The bill seeking to end the residency requirement is likely to pass Vermont’s state legislature, where supportive Democrats have a veto-proof supermajority. Since the passage of the original Patient Control at the End of Life Act in 2013, the legislature has approved multiple amendments that have eased restrictions on the program.

Vermont is one of 10 states where physician-assisted suicide is legal. Should this law pass, it will follow Oregon as the second state to invite Americans from other states to obtain lethal prescriptions.

Proponents of the law — such as Patient Choices Vermont — refer to the program as “medical aid in dying,” insisting that physician-assisted suicide implies the administration of a lethal injection by a medical professional. Others see it as a distinction without difference.

The executive director of the Vermont Right to Life Committee, Mary Beerworth, sees the latest modification as a “stepping stone” to a euthanasia regime with “no safeguards.” She testified against the expansion of the bill before the legislature this week.

“We have a serious rise in suicide among the general public,” Ms. Beerworth told the Sun. “So in the committee right next door to this one, they’re trying to figure out ways to reduce the suicide numbers, while we’re trying to figure out in the other committee how we can increase those numbers.”

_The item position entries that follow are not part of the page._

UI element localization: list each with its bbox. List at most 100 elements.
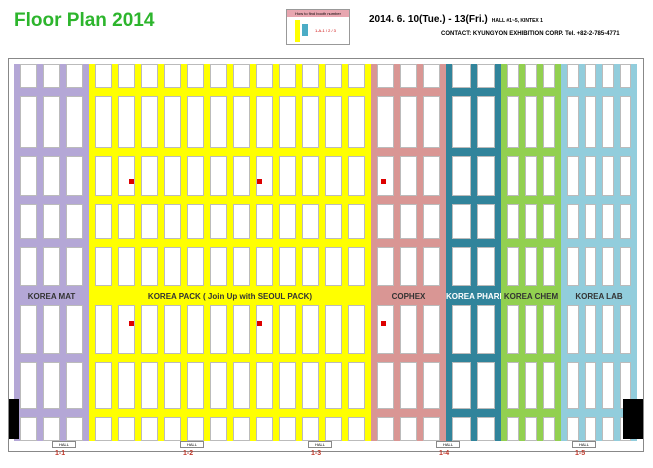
booth-block[interactable] [602, 247, 614, 286]
booth-block[interactable] [543, 156, 555, 196]
booth-block[interactable] [584, 96, 596, 148]
booth-block[interactable] [602, 204, 614, 239]
booth-block[interactable] [141, 156, 158, 196]
booth-block[interactable] [619, 156, 631, 196]
booth-block[interactable] [567, 156, 579, 196]
booth-block[interactable] [348, 64, 365, 88]
booth-block[interactable] [141, 64, 158, 88]
booth-block[interactable] [141, 204, 158, 239]
booth-block[interactable] [543, 305, 555, 354]
booth-block[interactable] [325, 96, 342, 148]
booth-block[interactable] [543, 362, 555, 409]
booth-block[interactable] [525, 362, 537, 409]
booth-block[interactable] [400, 305, 417, 354]
booth-block[interactable] [525, 204, 537, 239]
booth-block[interactable] [584, 247, 596, 286]
booth-block[interactable] [325, 417, 342, 441]
booth-block[interactable] [43, 305, 60, 354]
booth-block[interactable] [20, 305, 37, 354]
booth-block[interactable] [567, 64, 579, 88]
booth-block[interactable] [325, 305, 342, 354]
booth-block[interactable] [210, 204, 227, 239]
booth-block[interactable] [20, 204, 37, 239]
booth-block[interactable] [423, 204, 440, 239]
booth-block[interactable] [66, 417, 83, 441]
booth-block[interactable] [423, 64, 440, 88]
booth-block[interactable] [400, 156, 417, 196]
booth-block[interactable] [619, 305, 631, 354]
booth-block[interactable] [377, 64, 394, 88]
booth-block[interactable] [602, 156, 614, 196]
booth-block[interactable] [377, 156, 394, 196]
booth-block[interactable] [210, 247, 227, 286]
booth-block[interactable] [584, 305, 596, 354]
booth-block[interactable] [95, 362, 112, 409]
booth-block[interactable] [233, 305, 250, 354]
booth-block[interactable] [279, 204, 296, 239]
booth-block[interactable] [567, 96, 579, 148]
booth-block[interactable] [141, 417, 158, 441]
booth-block[interactable] [256, 64, 273, 88]
booth-block[interactable] [43, 247, 60, 286]
booth-block[interactable] [118, 204, 135, 239]
booth-block[interactable] [476, 305, 495, 354]
booth-block[interactable] [141, 305, 158, 354]
booth-block[interactable] [525, 305, 537, 354]
booth-block[interactable] [302, 156, 319, 196]
booth-block[interactable] [256, 362, 273, 409]
booth-block[interactable] [95, 64, 112, 88]
booth-block[interactable] [256, 204, 273, 239]
booth-block[interactable] [602, 305, 614, 354]
booth-block[interactable] [66, 247, 83, 286]
booth-block[interactable] [66, 305, 83, 354]
booth-block[interactable] [507, 362, 519, 409]
booth-block[interactable] [95, 417, 112, 441]
booth-block[interactable] [187, 362, 204, 409]
booth-block[interactable] [525, 96, 537, 148]
booth-block[interactable] [20, 96, 37, 148]
booth-block[interactable] [567, 247, 579, 286]
booth-block[interactable] [66, 96, 83, 148]
booth-block[interactable] [507, 247, 519, 286]
booth-block[interactable] [602, 362, 614, 409]
booth-block[interactable] [210, 64, 227, 88]
booth-block[interactable] [452, 204, 471, 239]
booth-block[interactable] [377, 204, 394, 239]
booth-block[interactable] [567, 362, 579, 409]
booth-block[interactable] [452, 247, 471, 286]
booth-block[interactable] [233, 156, 250, 196]
booth-block[interactable] [164, 96, 181, 148]
booth-block[interactable] [233, 96, 250, 148]
booth-block[interactable] [543, 96, 555, 148]
booth-block[interactable] [256, 247, 273, 286]
booth-block[interactable] [619, 204, 631, 239]
booth-block[interactable] [256, 96, 273, 148]
booth-block[interactable] [348, 204, 365, 239]
booth-block[interactable] [43, 156, 60, 196]
booth-block[interactable] [279, 156, 296, 196]
booth-block[interactable] [423, 305, 440, 354]
booth-block[interactable] [20, 247, 37, 286]
booth-block[interactable] [584, 417, 596, 441]
booth-block[interactable] [66, 64, 83, 88]
booth-block[interactable] [43, 362, 60, 409]
booth-block[interactable] [400, 362, 417, 409]
booth-block[interactable] [95, 247, 112, 286]
booth-block[interactable] [507, 305, 519, 354]
booth-block[interactable] [118, 417, 135, 441]
booth-block[interactable] [302, 417, 319, 441]
booth-block[interactable] [164, 64, 181, 88]
booth-block[interactable] [584, 156, 596, 196]
booth-block[interactable] [584, 204, 596, 239]
booth-block[interactable] [423, 247, 440, 286]
booth-block[interactable] [452, 417, 471, 441]
booth-block[interactable] [452, 362, 471, 409]
booth-block[interactable] [43, 204, 60, 239]
booth-block[interactable] [233, 247, 250, 286]
booth-block[interactable] [210, 96, 227, 148]
booth-block[interactable] [476, 64, 495, 88]
booth-block[interactable] [164, 247, 181, 286]
booth-block[interactable] [187, 156, 204, 196]
booth-block[interactable] [525, 156, 537, 196]
booth-block[interactable] [118, 96, 135, 148]
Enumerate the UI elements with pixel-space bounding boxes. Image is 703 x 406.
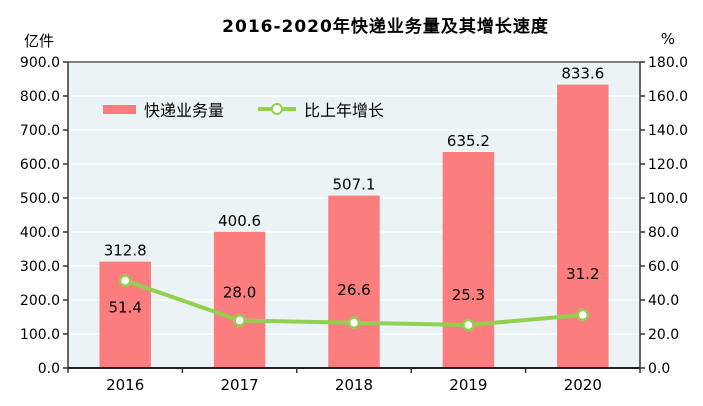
line-point-2017 (233, 314, 246, 327)
left-axis-tick-label: 600.0 (20, 157, 60, 173)
legend-item-bar: 快递业务量 (103, 97, 224, 121)
line-value-label-2018: 26.6 (337, 281, 370, 299)
right-axis-tick-label: 20.0 (648, 327, 679, 343)
bar-value-label-2018: 507.1 (333, 176, 376, 194)
left-axis-tick-label: 400.0 (20, 225, 60, 241)
x-axis-label-2020: 2020 (564, 376, 602, 394)
line-series-swatch-icon (258, 103, 297, 115)
line-value-label-2019: 25.3 (452, 286, 485, 304)
x-axis-label-2019: 2019 (449, 376, 487, 394)
bar-value-label-2016: 312.8 (104, 242, 147, 260)
line-marker-icon (271, 103, 284, 115)
legend-item-line: 比上年增长 (258, 97, 384, 121)
left-axis-tick-label: 900.0 (20, 55, 60, 71)
legend: 快递业务量 比上年增长 (103, 97, 384, 121)
x-axis-label-2016: 2016 (106, 376, 144, 394)
left-axis-tick-label: 700.0 (20, 123, 60, 139)
left-axis-tick-label: 200.0 (20, 293, 60, 309)
right-axis-tick-label: 160.0 (648, 89, 688, 105)
line-value-label-2017: 28.0 (223, 283, 256, 301)
bar-2018 (328, 195, 380, 368)
line-value-label-2016: 51.4 (108, 299, 141, 317)
right-axis-tick-label: 180.0 (648, 55, 688, 71)
line-point-2020 (576, 308, 590, 322)
right-axis-tick-label: 0.0 (648, 361, 670, 377)
chart-title: 2016-2020年快递业务量及其增长速度 (222, 17, 549, 37)
bar-value-label-2019: 635.2 (447, 132, 490, 150)
line-value-label-2020: 31.2 (566, 265, 599, 283)
bar-value-label-2020: 833.6 (561, 65, 604, 83)
legend-line-label: 比上年增长 (304, 101, 385, 120)
left-axis-tick-label: 0.0 (38, 361, 60, 377)
bar-2019 (442, 152, 495, 368)
right-axis-tick-label: 120.0 (648, 157, 688, 173)
x-axis-label-2017: 2017 (221, 376, 259, 394)
left-axis-unit-label: 亿件 (24, 32, 55, 50)
bar-2020 (557, 84, 609, 369)
right-axis-unit-label: % (660, 30, 675, 48)
right-axis-tick-label: 60.0 (648, 259, 679, 275)
line-point-2019 (462, 318, 475, 332)
right-axis-tick-label: 140.0 (648, 123, 688, 139)
line-point-2016 (118, 274, 132, 287)
left-axis-tick-label: 500.0 (20, 191, 60, 207)
right-axis-tick-label: 40.0 (648, 293, 679, 309)
x-axis-label-2018: 2018 (335, 376, 373, 394)
bar-2017 (213, 231, 266, 368)
bar-series-swatch-icon (103, 104, 136, 114)
right-axis-tick-label: 80.0 (648, 225, 679, 241)
right-axis-tick-label: 100.0 (648, 191, 688, 207)
line-point-2018 (347, 316, 361, 330)
left-axis-tick-label: 800.0 (20, 89, 60, 105)
left-axis-tick-label: 100.0 (20, 327, 60, 343)
left-axis-tick-label: 300.0 (20, 259, 60, 275)
bar-value-label-2017: 400.6 (218, 212, 261, 230)
legend-bar-label: 快递业务量 (144, 101, 225, 120)
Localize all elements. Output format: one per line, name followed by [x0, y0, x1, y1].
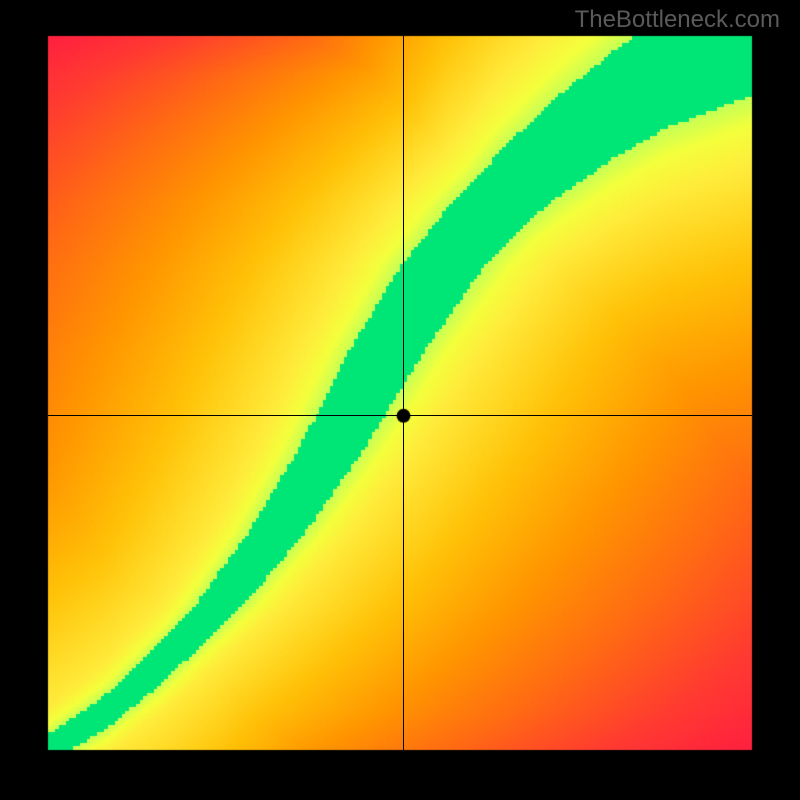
- chart-container: TheBottleneck.com: [0, 0, 800, 800]
- watermark-label: TheBottleneck.com: [575, 6, 780, 34]
- marker-overlay: [0, 0, 800, 800]
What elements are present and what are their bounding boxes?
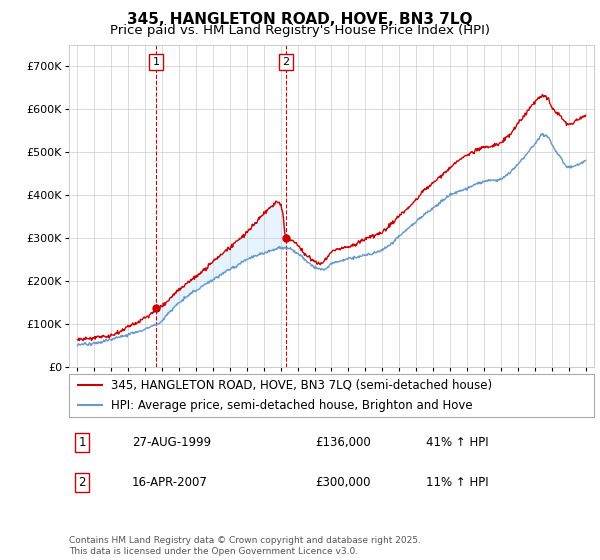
Text: £136,000: £136,000 xyxy=(316,436,371,449)
Text: HPI: Average price, semi-detached house, Brighton and Hove: HPI: Average price, semi-detached house,… xyxy=(111,399,473,412)
Text: 1: 1 xyxy=(153,57,160,67)
Text: 345, HANGLETON ROAD, HOVE, BN3 7LQ: 345, HANGLETON ROAD, HOVE, BN3 7LQ xyxy=(127,12,473,27)
Text: 345, HANGLETON ROAD, HOVE, BN3 7LQ (semi-detached house): 345, HANGLETON ROAD, HOVE, BN3 7LQ (semi… xyxy=(111,379,492,392)
Text: 2: 2 xyxy=(79,476,86,489)
Text: 16-APR-2007: 16-APR-2007 xyxy=(132,476,208,489)
Text: 2: 2 xyxy=(282,57,289,67)
Text: Contains HM Land Registry data © Crown copyright and database right 2025.
This d: Contains HM Land Registry data © Crown c… xyxy=(69,536,421,556)
Text: 41% ↑ HPI: 41% ↑ HPI xyxy=(426,436,488,449)
Text: 1: 1 xyxy=(79,436,86,449)
Text: 27-AUG-1999: 27-AUG-1999 xyxy=(132,436,211,449)
Text: £300,000: £300,000 xyxy=(316,476,371,489)
Text: Price paid vs. HM Land Registry's House Price Index (HPI): Price paid vs. HM Land Registry's House … xyxy=(110,24,490,36)
Text: 11% ↑ HPI: 11% ↑ HPI xyxy=(426,476,488,489)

So far, the program is small. In a two-year period between July 2019 and June 2021, 29 persons filled out the paperwork to take advantage of the state’s offerings. Of the 29, about 60 percent died by taking the lethal prescription, and a third died from their terminal illnesses.

Vermont’s population is just more than 645,000, so opening the program up to non-residents could dramatically increase the number of applicants for medical assistance in dying.

The move to expand accessibility to Vermont’s program comes as Canada’s physician-assisted suicide regime is under increasing public scrutiny for hastening the deaths of those with non-terminal illnesses.

A recent exposé in the New Atlantis found Canadians with non-terminal illnesses choosing to die because of debt, poverty, and loneliness. Now, Canada is in the process of implementing an expansion that would allow patients with diagnosed mental illnesses to elect physician-assisted suicide. 

Because of public outcry, the expansion, which was supposed to go into effect next month, has been delayed. Fewer than 30 percent of Canadians support the expansion of eligibility, according to a recent poll by the Angus Reid Institute.

New York is considering its own medical aid in dying legislation — for the eighth year in a row. If it fails to pass yet again, New Yorkers may soon consider purchasing a one-way ticket on Amtrak’s Vermonter.